OK, warnings of career suicide out of the way and continuing on. Saying the book is done is one thing, but you need to give more to your potential customers beyond, “Trust me, the book’s done.”

Here’s what I’m thinking: You make two versions of the book available. The first one is roughly equivalent to the printing cost of your book. At this price, the buyer has complete access to a digital copy of your book, minus any bonus features (or even minus a story if you can still convince people that there is, indeed, a completed final story). So, let’s say for 5 bucks, 75% off cover price, your customer can read this book at his or her leisure; they get a password and username and have access to the book using something like this page flip program so they don’t start emailing the PDF all over the place. The second version is 25% off the cover price, or 15 bucks in this example. This gives them access to the same incomplete digital copy of the book, and a hardcopy mailed to them as soon as it is back from the printer.

Essentially, every copy of the book you sell (whether digital or the eventual hardcopy), will pay for the printing of at least one additional book. So if someone buys the digital only, they still pay for a hardcopy. If someone buys the hardcopy, they pay for the printing of their copy and at least one additional copy. If you get 200 people to pre-order (which is a modest estimate considering family, friends and “the Juice” your book has thanks to your successful marketing) you have enough money in hand to pay for the printing of at least 400 books (and likely more depending on where you set your prices and how much you’re getting the books for).

Best part about this plan? You keep the infrastructure in place after the book goes to print in order to satisfy impulse buyers. It’s still an attractive offer at a higher profit margin for you -- although if it gets too popular, you’ll start to scare off the higher volume retailers. That’s a difficult line and something that needs to be discussed -- how do you do something like this without pissing off your retailers?

So, that’s what we’re talking about today: a pre-order system for comics designed to raise money for printing and offset all of those additional costs we rack up when we make our books.

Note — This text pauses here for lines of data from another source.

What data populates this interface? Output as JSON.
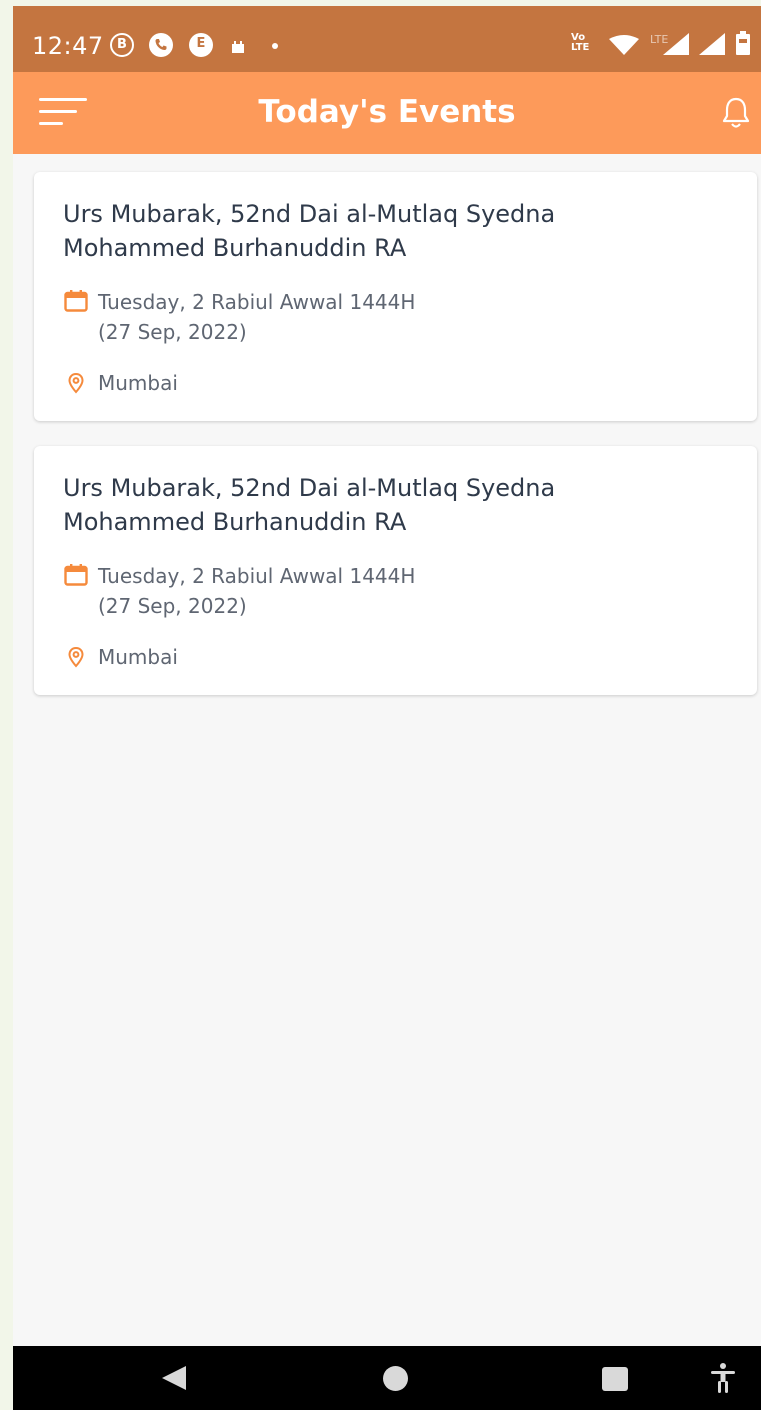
{
  "status_bar": {
    "time": "12:47",
    "left_icons": [
      "b-circle-icon",
      "phone-circle-icon",
      "e-circle-icon",
      "sim-icon",
      "dot-icon"
    ],
    "right_icons": [
      "volte-icon",
      "wifi-icon",
      "lte-signal-icon",
      "signal-icon",
      "battery-icon"
    ],
    "volte_label_top": "Vo",
    "volte_label_bottom": "LTE",
    "lte_label": "LTE",
    "b_letter": "B",
    "e_letter": "E"
  },
  "app_bar": {
    "title": "Today's Events",
    "left_icon": "menu-icon",
    "right_icon": "bell-icon"
  },
  "events": [
    {
      "title": "Urs Mubarak, 52nd Dai al-Mutlaq Syedna Mohammed Burhanuddin RA",
      "date_line1": "Tuesday, 2 Rabiul Awwal 1444H",
      "date_line2": "(27 Sep, 2022)",
      "location": "Mumbai"
    },
    {
      "title": "Urs Mubarak, 52nd Dai al-Mutlaq Syedna Mohammed Burhanuddin RA",
      "date_line1": "Tuesday, 2 Rabiul Awwal 1444H",
      "date_line2": "(27 Sep, 2022)",
      "location": "Mumbai"
    }
  ],
  "nav_bar": {
    "buttons": [
      "back-icon",
      "home-icon",
      "recents-icon",
      "accessibility-icon"
    ]
  },
  "colors": {
    "status_bar": "#c47540",
    "app_bar": "#fd9a5a",
    "accent": "#f58a3c",
    "background": "#f7f7f7",
    "card": "#ffffff",
    "title_text": "#2f3a4a",
    "secondary_text": "#5f6672"
  }
}
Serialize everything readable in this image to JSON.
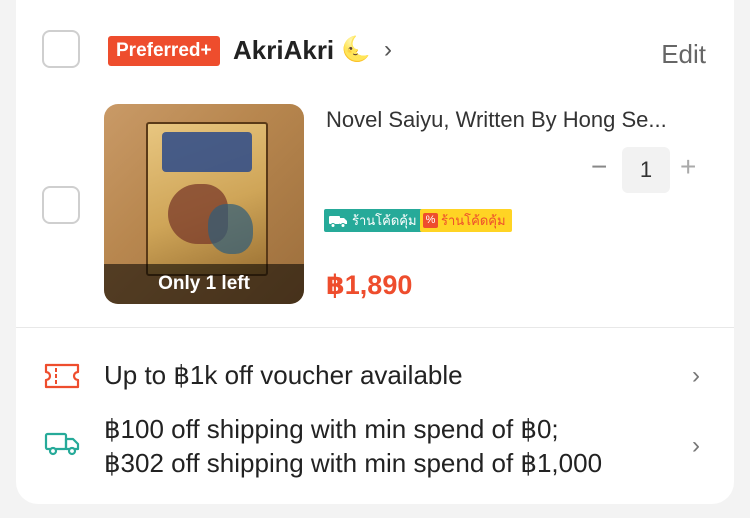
{
  "shop": {
    "badge": "Preferred+",
    "name": "AkriAkri",
    "name_emoji": "🌜",
    "edit_label": "Edit"
  },
  "item": {
    "title": "Novel Saiyu, Written By Hong Se...",
    "stock_label": "Only 1 left",
    "quantity": "1",
    "qty_minus": "−",
    "qty_plus": "+",
    "tag_free_shipping": "ร้านโค้ดคุ้ม",
    "tag_discount": "ร้านโค้ดคุ้ม",
    "price": "฿1,890"
  },
  "offers": {
    "voucher_text": "Up to ฿1k off voucher available",
    "shipping_line1": "฿100 off shipping with min spend of ฿0;",
    "shipping_line2": "฿302 off shipping with min spend of ฿1,000"
  },
  "icons": {
    "voucher": "ticket-icon",
    "shipping": "truck-icon",
    "chevron": "chevron-right-icon"
  },
  "colors": {
    "accent": "#ee4d2d",
    "teal": "#26aa99",
    "yellow": "#ffd424"
  }
}
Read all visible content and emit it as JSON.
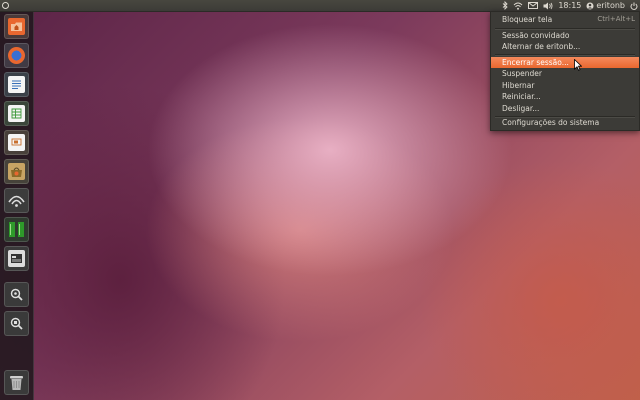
{
  "panel": {
    "time": "18:15",
    "user": "eritonb",
    "icons": [
      "bluetooth-icon",
      "wifi-icon",
      "mail-icon",
      "volume-icon",
      "user-icon",
      "power-icon"
    ]
  },
  "launcher": {
    "items": [
      {
        "name": "home-folder",
        "icon": "folder-icon",
        "color": "#e9672f"
      },
      {
        "name": "firefox",
        "icon": "firefox-icon",
        "color": "#d05a1e"
      },
      {
        "name": "writer",
        "icon": "libreoffice-writer-icon",
        "color": "#3a70b8"
      },
      {
        "name": "calc",
        "icon": "libreoffice-calc-icon",
        "color": "#3d9a3a"
      },
      {
        "name": "impress",
        "icon": "libreoffice-impress-icon",
        "color": "#c9702e"
      },
      {
        "name": "software-center",
        "icon": "software-center-icon",
        "color": "#a8884a"
      },
      {
        "name": "network",
        "icon": "network-icon",
        "color": "#9a9a96"
      },
      {
        "name": "system-monitor",
        "icon": "system-monitor-icon",
        "color": "#2e9a2a"
      },
      {
        "name": "workspaces",
        "icon": "workspace-switcher-icon",
        "color": "#8a8a86"
      },
      {
        "name": "apps-lens",
        "icon": "apps-lens-icon",
        "color": "#6e6e6a"
      },
      {
        "name": "files-lens",
        "icon": "files-lens-icon",
        "color": "#6e6e6a"
      },
      {
        "name": "trash",
        "icon": "trash-icon",
        "color": "#9a9a96"
      }
    ]
  },
  "session_menu": {
    "lock": "Bloquear tela",
    "lock_accel": "Ctrl+Alt+L",
    "guest": "Sessão convidado",
    "switch_user": "Alternar de eritonb...",
    "logout": "Encerrar sessão...",
    "suspend": "Suspender",
    "hibernate": "Hibernar",
    "restart": "Reiniciar...",
    "shutdown": "Desligar...",
    "settings": "Configurações do sistema"
  },
  "colors": {
    "panel": "#3c3b37",
    "highlight": "#e9672f",
    "text": "#dfdbd2"
  }
}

A few points for discussion:

  • 1) Getting and keeping our customers’ confidence. Are a discount and a promise -- showing them that the book is actually finished and ready to go to print -- enough to get someone to give you money in exchange for a book they won’t receive for several months?

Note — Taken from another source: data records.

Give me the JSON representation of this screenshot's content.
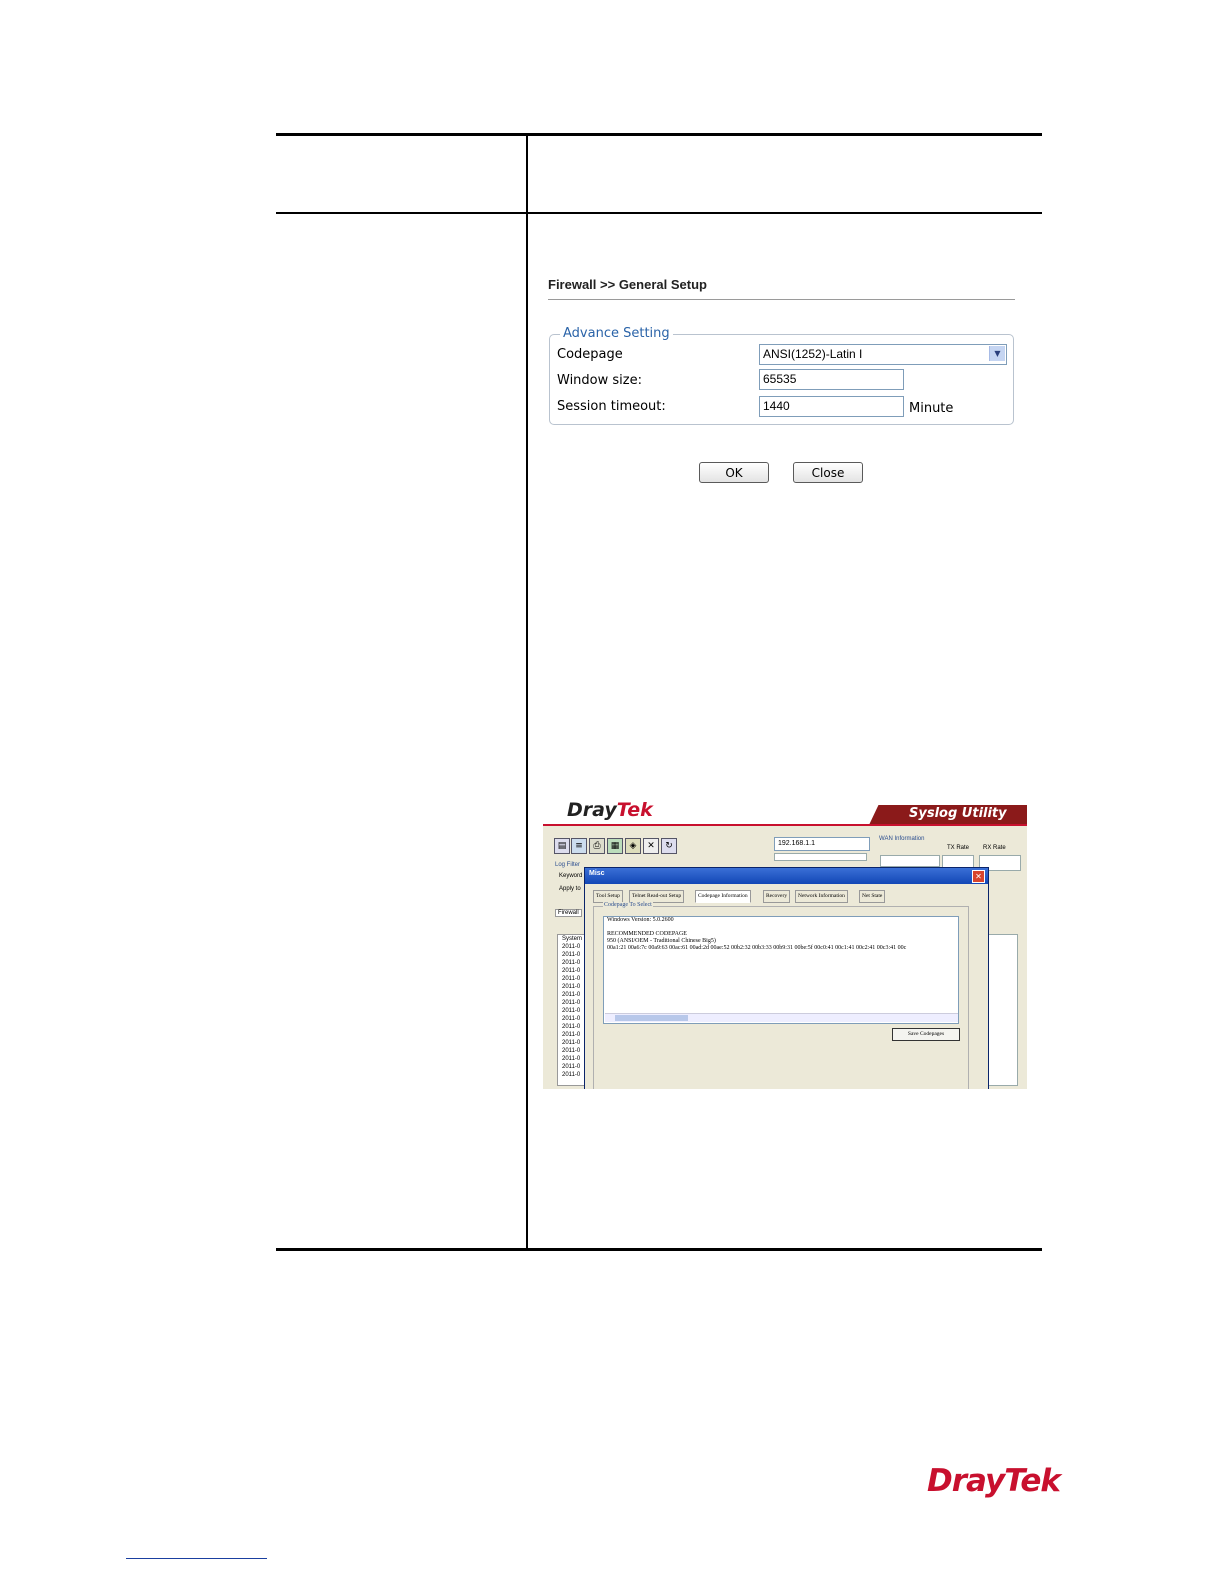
{
  "firewall": {
    "title": "Firewall >> General Setup",
    "legend": "Advance Setting",
    "codepage_label": "Codepage",
    "codepage_value": "ANSI(1252)-Latin I",
    "window_size_label": "Window size:",
    "window_size_value": "65535",
    "session_timeout_label": "Session timeout:",
    "session_timeout_value": "1440",
    "session_timeout_unit": "Minute",
    "ok_label": "OK",
    "close_label": "Close"
  },
  "syslog": {
    "logo_dray": "Dray",
    "logo_tek": "Tek",
    "banner": "Syslog Utility",
    "ip": "192.168.1.1",
    "wan_info": "WAN Information",
    "tx_rate": "TX Rate",
    "rx_rate": "RX Rate",
    "log_filter": "Log Filter",
    "keyword": "Keyword",
    "apply": "Apply to",
    "firewall_tab": "Firewall",
    "system_col": "System",
    "log_rows": [
      "2011-0",
      "2011-0",
      "2011-0",
      "2011-0",
      "2011-0",
      "2011-0",
      "2011-0",
      "2011-0",
      "2011-0",
      "2011-0",
      "2011-0",
      "2011-0",
      "2011-0",
      "2011-0",
      "2011-0",
      "2011-0",
      "2011-0"
    ],
    "misc": {
      "title": "Misc",
      "tabs": [
        "Tool Setup",
        "Telnet Read-out Setup",
        "Codepage Information",
        "Recovery",
        "Network Information",
        "Net State"
      ],
      "group": "Codepage To Select",
      "lines": [
        "Windows Version: 5.0.2600",
        "",
        "RECOMMENDED CODEPAGE",
        "950   (ANSI/OEM - Traditional Chinese Big5)",
        "00a1:21 00a6:7c 00a9:63 00ac:61 00ad:2d 00ae:52 00b2:32 00b3:33 00b9:31 00be:5f 00c0:41 00c1:41 00c2:41 00c3:41 00c"
      ],
      "save_button": "Save Codepages"
    }
  },
  "brand": {
    "dray": "Dray",
    "tek": "Tek"
  }
}
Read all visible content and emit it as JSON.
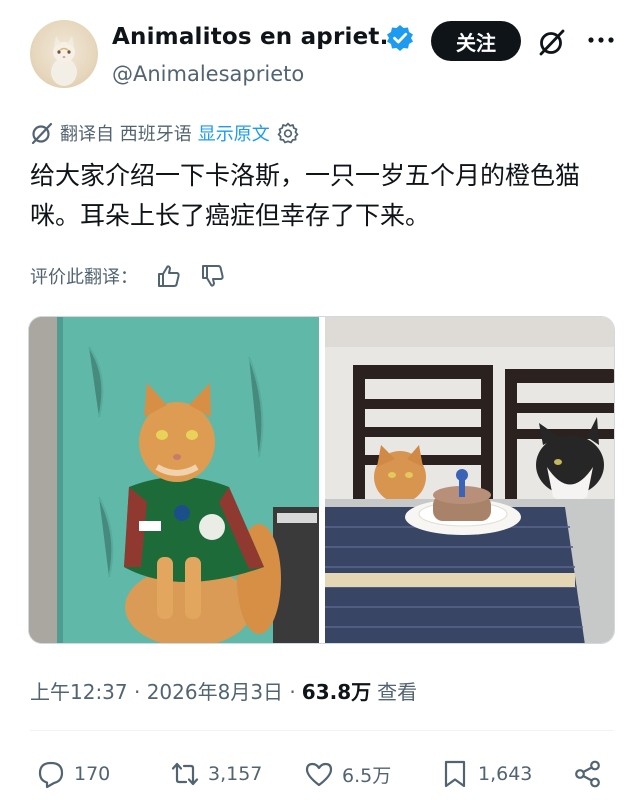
{
  "author": {
    "display_name": "Animalitos en apriet...",
    "handle": "@Animalesaprieto",
    "avatar_icon": "cat-avatar",
    "verified_icon": "verified-badge-icon",
    "follow_label": "关注"
  },
  "translation": {
    "prefix": "翻译自 西班牙语",
    "show_original": "显示原文",
    "rate_label": "评价此翻译："
  },
  "tweet": {
    "text": "给大家介绍一下卡洛斯，一只一岁五个月的橙色猫咪。耳朵上长了癌症但幸存了下来。"
  },
  "meta": {
    "time": "上午12:37 · 2026年8月3日 ·",
    "views": "63.8万",
    "views_label": "查看"
  },
  "actions": {
    "replies": "170",
    "reposts": "3,157",
    "likes": "6.5万",
    "bookmarks": "1,643"
  },
  "colors": {
    "accent": "#1d9bf0",
    "text": "#0f1419",
    "muted": "#536471"
  }
}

  • 2) An alternate system for 22/32s. It’s not cost effective to take online orders for a 3-dollar book; between credit card fees and shipping, you’ll see little-to-no profit. But what about just offering up a digital copy for fifty cents to a dollar? People always say, “I remember when comics were 50-cents;” now you can give them that option while raising money for your printing.

  • 3) What to do about shipping? If you charge for shipping, the price now equals that of waiting to get it at a bookstore. If you give them free shipping, however, your margin narrows drastically. What about media mail? It’ll only cost a buck to ship, but there’s no tracking options and a significant probability that the book will be lost. If you have any information on discounted shipping options, please share it with us.

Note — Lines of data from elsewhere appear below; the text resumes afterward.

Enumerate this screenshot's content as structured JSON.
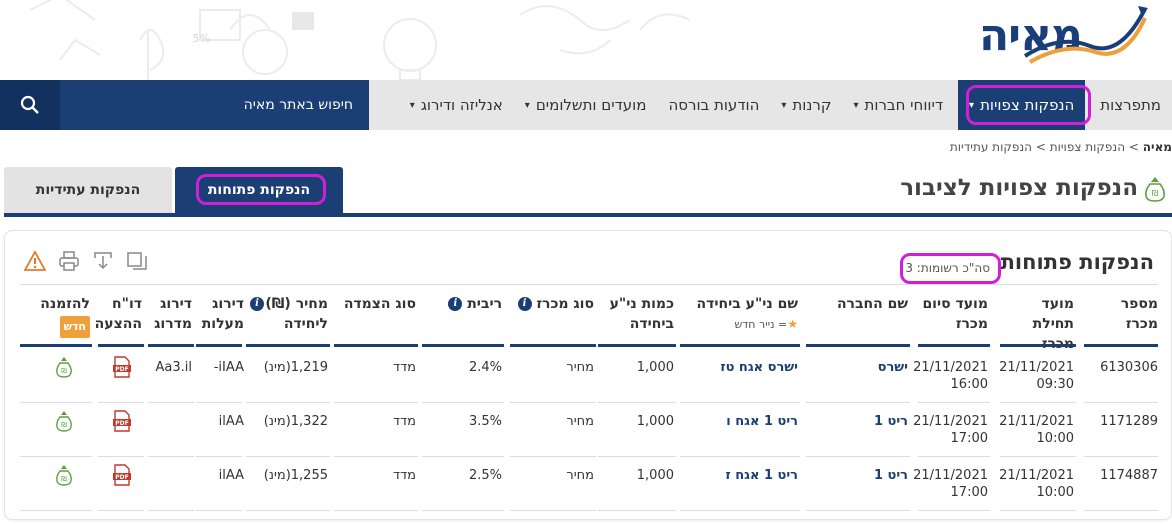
{
  "header": {
    "logo_text": "מאיה",
    "doodle_percent": "5%"
  },
  "nav": {
    "items": [
      {
        "label": "מתפרצות",
        "caret": false,
        "active": false
      },
      {
        "label": "הנפקות צפויות",
        "caret": true,
        "active": true
      },
      {
        "label": "דיווחי חברות",
        "caret": true,
        "active": false
      },
      {
        "label": "קרנות",
        "caret": true,
        "active": false
      },
      {
        "label": "הודעות בורסה",
        "caret": false,
        "active": false
      },
      {
        "label": "מועדים ותשלומים",
        "caret": true,
        "active": false
      },
      {
        "label": "אנליזה ודירוג",
        "caret": true,
        "active": false
      }
    ],
    "search_label": "חיפוש באתר מאיה"
  },
  "breadcrumb": {
    "home": "מאיה",
    "sep": ">",
    "level1": "הנפקות צפויות",
    "level2": "הנפקות עתידיות"
  },
  "page": {
    "title": "הנפקות צפויות לציבור",
    "tab_open": "הנפקות פתוחות",
    "tab_future": "הנפקות עתידיות"
  },
  "panel": {
    "title": "הנפקות פתוחות",
    "records": "סה\"כ רשומות: 3"
  },
  "table": {
    "headers": {
      "tender_number": "מספר מכרז",
      "tender_start": "מועד תחילת מכרז",
      "tender_end": "מועד סיום מכרז",
      "company": "שם החברה",
      "security_name": "שם ני\"ע ביחידה",
      "new_security_note": "= נייר חדש",
      "unit_quantity": "כמות ני\"ע ביחידה",
      "tender_type": "סוג מכרז",
      "interest": "ריבית",
      "linkage": "סוג הצמדה",
      "unit_price": "מחיר (₪) ליחידה",
      "rating_maalot": "דירוג מעלות",
      "rating_midroog": "דירוג מדרוג",
      "prospectus_report": "דו\"ח ההצעה",
      "order": "להזמנה",
      "new_badge": "חדש"
    },
    "rows": [
      {
        "tender_number": "6130306",
        "start_date": "21/11/2021",
        "start_time": "09:30",
        "end_date": "21/11/2021",
        "end_time": "16:00",
        "company": "ישרס",
        "security_name": "ישרס אגח טז",
        "unit_quantity": "1,000",
        "tender_type": "מחיר",
        "interest": "2.4%",
        "linkage": "מדד",
        "unit_price": "1,219(מינ)",
        "rating_maalot": "iIAA-",
        "rating_midroog": "Aa3.il"
      },
      {
        "tender_number": "1171289",
        "start_date": "21/11/2021",
        "start_time": "10:00",
        "end_date": "21/11/2021",
        "end_time": "17:00",
        "company": "ריט 1",
        "security_name": "ריט 1 אגח ו",
        "unit_quantity": "1,000",
        "tender_type": "מחיר",
        "interest": "3.5%",
        "linkage": "מדד",
        "unit_price": "1,322(מינ)",
        "rating_maalot": "ilAA",
        "rating_midroog": ""
      },
      {
        "tender_number": "1174887",
        "start_date": "21/11/2021",
        "start_time": "10:00",
        "end_date": "21/11/2021",
        "end_time": "17:00",
        "company": "ריט 1",
        "security_name": "ריט 1 אגח ז",
        "unit_quantity": "1,000",
        "tender_type": "מחיר",
        "interest": "2.5%",
        "linkage": "מדד",
        "unit_price": "1,255(מינ)",
        "rating_maalot": "ilAA",
        "rating_midroog": ""
      }
    ]
  },
  "colors": {
    "brand_navy": "#1b3f75",
    "highlight": "#d11fd6",
    "accent_orange": "#f0a03a",
    "pdf_red": "#c0392b",
    "bag_green": "#5aa03c"
  }
}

And, of course, if you have any ideas on a pre-order system that goes beyond this one, throw them out, please. But let’s keep this to pre-orders only; I have two more funding discussions planned, and if you have any innovative ideas please email them to me and we’ll work it up together.

This is a big topic; one that’s not discussed enough. Right now us small pressers do two things: a) we try to get a publisher to pay for the printing cost of our book in exchange for rights, fees, etc., or b) we take on all the costs by ourselves (or with a partner). So if you have any ideas, despite how crazy they may seem, please email them to me. When Jay first threw this idea out I didn’t think it would work and had to think on it a bit before coming up with a workable concept -- any idea can be turned into a moneymaker if enough people talk it out.